Have we abandoned the idea that policy can change history? Have we reversed the national decline, or even lost confidence in our ability to panic? At most, I hear people accept the idea that America is not as vibrant and young as it used to be.
I can practically hear the spirits of my ancestors crying out – whose basic belief was that it would forever be the last hope of the earth, the greatest nation on earth, New Jerusalem.
My ancestors longed for immigrants and understood where the beating heart of the nation lived: with the working class and the middle class, as portrayed by Willie Cather, James Eggy and Ralph Ellison, and “The Honey Monors”. I had “the best year of our lives” and “on the waterfront.” There was a time when the phrase “common man” was a source of pride and high praise.
Dignity has redistributed over the last few decades – upwards. From Reagan to Romney, Republicans valued business, CEOs, and Wall Street. The Democratic Party was dominated by the creative class, who studied in competitive colleges, moved to affluent metro areas, married each other and benefited their children so that they could go further.
There was a two-way embrace of a culture of individuality, which opens up a lot of space for people with resources and social support, but it also means loneliness and abandonment for people. Four years of college became the definition of a good life, leaving about two-thirds of the country.
And so came the crisis for which Biden was chosen – a poisonous combination of the indifference of the elite and the wrath of the evil masses.
Re-read Robert Keegan’s foreword to the Washington Post article on how close we are to the collapse of democracy. He is talking about a group of people who are so outraged by the lack of respect that they are willing to risk death if they want to put a middle finger in the air against the people they are talking about. Think they ignore them. They are willing to burn our institutions because they are angry with the people who run them.

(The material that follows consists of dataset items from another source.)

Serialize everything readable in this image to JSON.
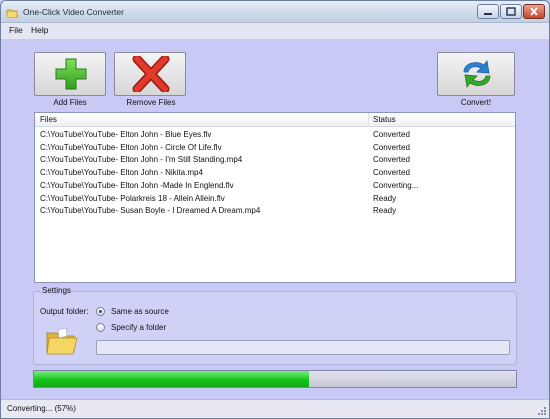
{
  "window": {
    "title": "One-Click Video Converter"
  },
  "menu": {
    "items": [
      "File",
      "Help"
    ]
  },
  "toolbar": {
    "add_label": "Add Files",
    "remove_label": "Remove Files",
    "convert_label": "Convert!"
  },
  "filelist": {
    "headers": {
      "files": "Files",
      "status": "Status"
    },
    "rows": [
      {
        "file": "C:\\YouTube\\YouTube- Elton John - Blue Eyes.flv",
        "status": "Converted"
      },
      {
        "file": "C:\\YouTube\\YouTube- Elton John - Circle Of Life.flv",
        "status": "Converted"
      },
      {
        "file": "C:\\YouTube\\YouTube- Elton John - I'm Still Standing.mp4",
        "status": "Converted"
      },
      {
        "file": "C:\\YouTube\\YouTube- Elton John - Nikita.mp4",
        "status": "Converted"
      },
      {
        "file": "C:\\YouTube\\YouTube- Elton John -Made In Englend.flv",
        "status": "Converting..."
      },
      {
        "file": "C:\\YouTube\\YouTube- Polarkreis 18 - Allein Allein.flv",
        "status": "Ready"
      },
      {
        "file": "C:\\YouTube\\YouTube- Susan Boyle - I Dreamed A Dream.mp4",
        "status": "Ready"
      }
    ]
  },
  "settings": {
    "legend": "Settings",
    "output_label": "Output folder:",
    "option_same": "Same as source",
    "option_specify": "Specify a folder",
    "selected": "same",
    "folder_value": ""
  },
  "progress": {
    "fraction": 0.57
  },
  "status": {
    "text": "Converting... (57%)"
  },
  "colors": {
    "accent_green": "#17c31a",
    "remove_red": "#d52a1e",
    "convert_blue": "#2f7fd0",
    "convert_green": "#35a82c"
  }
}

Democratic spending bills are economic packages that serve ethical and cultural purposes. They should be measured by their cultural impact, not by some in-depth analysis. In real, concrete ways, they will redistribute prestige downward. He will support millions of jobs for home health care workers, child care workers, construction workers, metal workers, supply chain workers. They will reduce the indifference of millions of parents to raising their children in poverty.
Take a look at the list of states that, according to a recent analysis of CNBC’s White House estimates, may be among the highest earners per capita from the infrastructure bill. There are many places where Trump’s anger is burning: Alaska, Wyoming, Montana, North and South Dakota.
In general, I would argue that many of these packages may be ineffective. I am more worried about debt than progressives. But we are a nation suffering from national disintegration, and the most violent parts of it are yet to come.
These packages tell struggling parents and warehouse workers: I see you. There is dignity in your work. You are paving the way. You are at the center of our national vision.
In this way you reinforce a compelling moral identity, which we all need if we are to be able to look in the mirror with self-respect. This is the cultural change that good policy can sometimes achieve. The state craft is spiritual.
Over the years, there has been almost an officially sanctioned life: get a BA, move to places where capital and jobs are accumulating, even if it means your community, roots and extended family.
These were not desirable or realistic options for millions of people. On the other hand, this package says: We support your choice of places where you choose to live.
At the moment, basic respect is a key shortcoming in the United States.
David Brooks is a New York Times columnist.